Townsville Bulletin

Auf Wiedersehe­n, Ange

German chancellor steps down amid three-way race to form government


German chancellor Angela Merkel has bowed out after 16 years in power with a final campaign appearance alongside her anointed heir, Armin Laschet.

It comes as the nation overnight was preparing to go to the polls in what is set to be one of the closest elections in Germany’s post-war history.

The chancellor, 67, looked relaxed (pictured) as she addressed crowds gathered under a bright blue sky from a makeshift stage in the historic centre of Mr Laschet’s home city of Aachen, in the far west.

In a brief speech, she looked back on her achievemen­ts in power, but also warned voters of the stakes in a contest that sees her Christian Democratic Union – which has led the country for 50 of the past 70 years – struggling to cling on to power after her decision to step down.

“(Monday) is all about whether Germany remains stable,” Ms Merkel said.

“It is wrong to say that it doesn’t matter who rules Germany,” she said, praising Mr Laschet, 60, as someone who “builds bridges” and “takes people with him”.

Ms Merkel’s appearance with her would-be successor represente­d a change in tactics after taking a back seat early in the campaign. But the chancellor has belatedly thrown her weight behind Mr Laschet after watching their party surrender a 10-point lead in July over the Social Democrats to slump into second place.

The tactic appears to have worked. Olaf Scholz, 63, the

SPD contender, still remains ahead in the polls, with 25-26 per cent of the vote.

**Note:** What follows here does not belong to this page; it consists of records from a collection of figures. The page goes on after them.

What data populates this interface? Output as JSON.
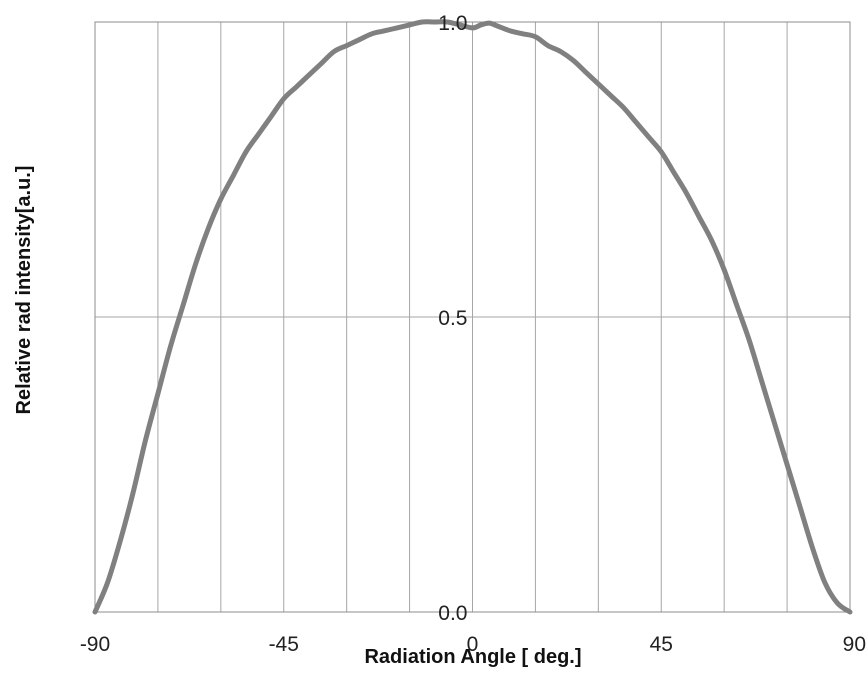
{
  "chart_data": {
    "type": "line",
    "title": "",
    "xlabel": "Radiation Angle  [ deg.]",
    "ylabel": "Relative rad intensity[a.u.]",
    "xlim": [
      -90,
      90
    ],
    "ylim": [
      0,
      1.0
    ],
    "x_ticks": [
      {
        "value": -90,
        "label": "-90"
      },
      {
        "value": -45,
        "label": "-45"
      },
      {
        "value": 0,
        "label": "0"
      },
      {
        "value": 45,
        "label": "45"
      },
      {
        "value": 90,
        "label": "90"
      }
    ],
    "y_ticks": [
      {
        "value": 0.0,
        "label": "0.0"
      },
      {
        "value": 0.5,
        "label": "0.5"
      },
      {
        "value": 1.0,
        "label": "1.0"
      }
    ],
    "x_gridlines": [
      -75,
      -60,
      -45,
      -30,
      -15,
      0,
      15,
      30,
      45,
      60,
      75
    ],
    "y_gridlines": [
      0.5
    ],
    "grid": true,
    "legend": "none",
    "line_color": "#808080",
    "grid_color": "#a6a6a6",
    "series": [
      {
        "x": [
          -90,
          -87,
          -84,
          -81,
          -78,
          -75,
          -72,
          -69,
          -66,
          -63,
          -60,
          -57,
          -54,
          -51,
          -48,
          -45,
          -42,
          -39,
          -36,
          -33,
          -30,
          -27,
          -24,
          -21,
          -18,
          -15,
          -12,
          -9,
          -6,
          -3,
          0,
          2,
          4,
          6,
          9,
          12,
          15,
          18,
          21,
          24,
          27,
          30,
          33,
          36,
          39,
          42,
          45,
          48,
          51,
          54,
          57,
          60,
          63,
          66,
          69,
          72,
          75,
          78,
          81,
          84,
          87,
          90
        ],
        "y": [
          0.0,
          0.05,
          0.12,
          0.2,
          0.29,
          0.37,
          0.45,
          0.52,
          0.59,
          0.65,
          0.7,
          0.74,
          0.78,
          0.81,
          0.84,
          0.87,
          0.89,
          0.91,
          0.93,
          0.95,
          0.96,
          0.97,
          0.98,
          0.985,
          0.99,
          0.995,
          1.0,
          1.0,
          1.0,
          0.995,
          0.99,
          0.995,
          0.998,
          0.993,
          0.985,
          0.98,
          0.975,
          0.96,
          0.95,
          0.935,
          0.915,
          0.895,
          0.875,
          0.855,
          0.83,
          0.805,
          0.78,
          0.745,
          0.71,
          0.67,
          0.63,
          0.58,
          0.52,
          0.46,
          0.39,
          0.32,
          0.25,
          0.18,
          0.11,
          0.05,
          0.015,
          0.0
        ]
      }
    ]
  }
}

But the Social Democrats’ lead over the CDU and the Christian Social Union, its Bavarian sister party, has shrunk in recent days to anything between four points and just one.

In his speech, Mr Laschet warned that a vote for Mr Scholz could mean a coalition that included the Left party, heir to the former East Germany’s ruling Communists.

“Anyone who votes for the SPD gets a left alliance,” he said, warning against “ideologica­l experiment­s” that would “gamble away everything we have built up in the past 16 years”.

Although such attacks won Mr Laschet loud applause, the main draw for many in the crowd was Merkel. Regardless of who comes first, the result will almost certainly be a three-party coalition for the first time since the 1950s.